Recently re-elected to the seat of Mayor in South Florida’s Broward County, Barbara Sharief has expressed her dedication to continuing the work of growing Broward County’s economy by expanding the influence of local businesses. Her plan of action is centered around the newly issued 2016–2020 Commission Strategic Plan, available to view on the county commission’s website. The plan is based on Sharief’s first outline that was issued in 2013.
Known as Broward Means Business, this entirely self-funded action plan details ways to help improve the financial health of her constituents by enacting programs to provide foreclosure assistance and seminars on navigating through the economic slump and resulting unemployment issues.
“Businesses, big and small, are increasingly choosing to locate and expand in Broward County and these are all positive indicators that our local economy is strong and stable.” — Barbara Sharief
This four-year Strategic Plan focuses on several crucial qualities in regards to South Florida’s economy such as sustainable housing, public transportation systems, financial independence, and promoting culture through the arts. All of which promise to help the local community by providing a stable job market, economic opportunities, as well as humane and comfortable accommodations for all of Broward County’s residents.
Providing Relief From Irma
However, this can be difficult to do in the wake of a natural disaster. Despite all of the preparations and prior experience Florida has with hurricanes, nothing can truly prepare an entire population for the raw power a hurricane can unleash. Especially one large enough to cover the entire state at the same time.
In the aftermath of hurricane Irma, Mayor Barbara Sharief has worked tirelessly to organize relief efforts and reassure the public, even going so far as to lift the city-wide curfew less than 48 hours after the storm had passed, garnering a few raised eyebrows from other city mayors.
“Our goal right now is recovery and restoration, and that means that we need to get people back to work, get essential personnel back to work, get relief for the people who worked for the five days through the storm and get the businesses back up and running,” she said. “No curfew right now is necessary.”

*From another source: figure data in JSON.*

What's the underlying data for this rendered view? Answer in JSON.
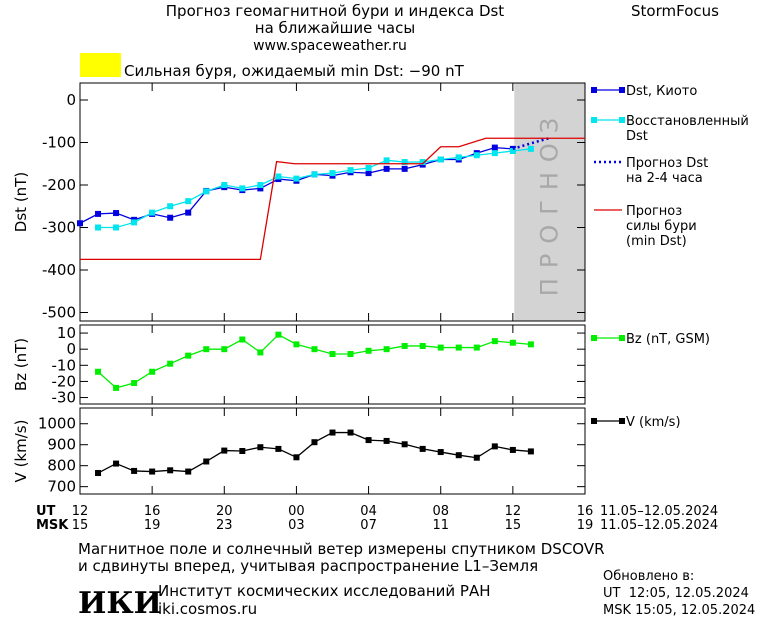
{
  "header": {
    "title": "Прогноз геомагнитной бури и индекса Dst",
    "subtitle": "на ближайшие часы",
    "url": "www.spaceweather.ru",
    "brand": "StormFocus",
    "alert": "Сильная буря, ожидаемый min Dst: −90 nT",
    "alert_color": "#ffff00"
  },
  "time_axis": {
    "rows": [
      {
        "label": "UT",
        "period": "11.05–12.05.2024",
        "ticks": [
          {
            "value": 0,
            "label": "12"
          },
          {
            "value": 4,
            "label": "16"
          },
          {
            "value": 8,
            "label": "20"
          },
          {
            "value": 12,
            "label": "00"
          },
          {
            "value": 16,
            "label": "04"
          },
          {
            "value": 20,
            "label": "08"
          },
          {
            "value": 24,
            "label": "12"
          },
          {
            "value": 28,
            "label": "16"
          }
        ]
      },
      {
        "label": "MSK",
        "period": "11.05–12.05.2024",
        "ticks": [
          {
            "value": 0,
            "label": "15"
          },
          {
            "value": 4,
            "label": "19"
          },
          {
            "value": 8,
            "label": "23"
          },
          {
            "value": 12,
            "label": "03"
          },
          {
            "value": 16,
            "label": "07"
          },
          {
            "value": 20,
            "label": "11"
          },
          {
            "value": 24,
            "label": "15"
          },
          {
            "value": 28,
            "label": "19"
          }
        ]
      }
    ]
  },
  "chart_data": [
    {
      "type": "line",
      "ylabel": "Dst (nT)",
      "xlim": [
        0,
        28
      ],
      "ylim": [
        -520,
        40
      ],
      "yticks": [
        0,
        -100,
        -200,
        -300,
        -400,
        -500
      ],
      "forecast_span": [
        24.08,
        28
      ],
      "forecast_label": "ПРОГНОЗ",
      "series": [
        {
          "name": "Dst, Киото",
          "color": "#0000e0",
          "marker": "square",
          "line": "solid",
          "x": [
            0,
            1,
            2,
            3,
            4,
            5,
            6,
            7,
            8,
            9,
            10,
            11,
            12,
            13,
            14,
            15,
            16,
            17,
            18,
            19,
            20,
            21,
            22,
            23,
            24
          ],
          "values": [
            -290,
            -268,
            -266,
            -282,
            -268,
            -277,
            -265,
            -214,
            -205,
            -212,
            -208,
            -186,
            -190,
            -175,
            -178,
            -170,
            -172,
            -162,
            -162,
            -152,
            -140,
            -140,
            -125,
            -112,
            -115
          ]
        },
        {
          "name": "Восстановленный\nDst",
          "color": "#00e5ee",
          "marker": "square",
          "line": "solid",
          "x": [
            1,
            2,
            3,
            4,
            5,
            6,
            7,
            8,
            9,
            10,
            11,
            12,
            13,
            14,
            15,
            16,
            17,
            18,
            19,
            20,
            21,
            22,
            23,
            24,
            25
          ],
          "values": [
            -300,
            -300,
            -288,
            -265,
            -250,
            -238,
            -215,
            -200,
            -208,
            -200,
            -180,
            -185,
            -175,
            -172,
            -165,
            -160,
            -142,
            -146,
            -146,
            -140,
            -135,
            -130,
            -125,
            -120,
            -115
          ]
        },
        {
          "name": "Прогноз Dst\nна 2-4 часа",
          "color": "#0000e0",
          "marker": "none",
          "line": "dotted",
          "x": [
            24,
            25,
            26
          ],
          "values": [
            -115,
            -102,
            -90
          ]
        },
        {
          "name": "Прогноз\nсилы бури\n(min Dst)",
          "color": "#dd0000",
          "marker": "none",
          "line": "solid",
          "x": [
            0,
            10,
            10.9,
            11.9,
            19,
            20,
            21,
            22.5,
            23.5,
            28
          ],
          "values": [
            -375,
            -375,
            -145,
            -150,
            -150,
            -110,
            -110,
            -90,
            -90,
            -90
          ]
        }
      ]
    },
    {
      "type": "line",
      "ylabel": "Bz (nT)",
      "xlim": [
        0,
        28
      ],
      "ylim": [
        -34,
        15
      ],
      "yticks": [
        10,
        0,
        -10,
        -20,
        -30
      ],
      "series": [
        {
          "name": "Bz (nT, GSM)",
          "color": "#00ee00",
          "marker": "square",
          "line": "solid",
          "x": [
            1,
            2,
            3,
            4,
            5,
            6,
            7,
            8,
            9,
            10,
            11,
            12,
            13,
            14,
            15,
            16,
            17,
            18,
            19,
            20,
            21,
            22,
            23,
            24,
            25
          ],
          "values": [
            -14,
            -24,
            -21,
            -14,
            -9,
            -4,
            0,
            0,
            6,
            -2,
            9,
            3,
            0,
            -3,
            -3,
            -1,
            0,
            2,
            2,
            1,
            1,
            1,
            5,
            4,
            3
          ]
        }
      ]
    },
    {
      "type": "line",
      "ylabel": "V (km/s)",
      "xlim": [
        0,
        28
      ],
      "ylim": [
        665,
        1075
      ],
      "yticks": [
        1000,
        900,
        800,
        700
      ],
      "series": [
        {
          "name": "V (km/s)",
          "color": "#000000",
          "marker": "square",
          "line": "solid",
          "x": [
            1,
            2,
            3,
            4,
            5,
            6,
            7,
            8,
            9,
            10,
            11,
            12,
            13,
            14,
            15,
            16,
            17,
            18,
            19,
            20,
            21,
            22,
            23,
            24,
            25
          ],
          "values": [
            765,
            810,
            775,
            772,
            778,
            772,
            820,
            872,
            870,
            888,
            880,
            840,
            912,
            958,
            958,
            922,
            918,
            902,
            880,
            865,
            850,
            838,
            892,
            875,
            868
          ]
        }
      ]
    }
  ],
  "footer": {
    "note_1": "Магнитное поле и солнечный ветер измерены спутником DSCOVR",
    "note_2": "и сдвинуты вперед, учитывая распространение L1–Земля",
    "logo": "ИКИ",
    "institute": "Институт космических исследований РАН",
    "site": "iki.cosmos.ru",
    "updated": "Обновлено в:",
    "updated_ut": "UT  12:05, 12.05.2024",
    "updated_msk": "MSK 15:05, 12.05.2024"
  }
}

With 89% of the county left without power after Hurricane Irma’s destruction, it was vital for relief personnel to be able to do their jobs quickly and unhindered. And despite the approximately half of the county’s stoplights being out of commission and a significant amount of foliage debris lining the roadways, many of Broward County’s major centers were up and running that Tuesday. Broward College reported that the majority of their power will still on and that classes could resume in the next few days, while Ft. Lauderdale airport had flights scheduled to come in and out with only minor delays expected.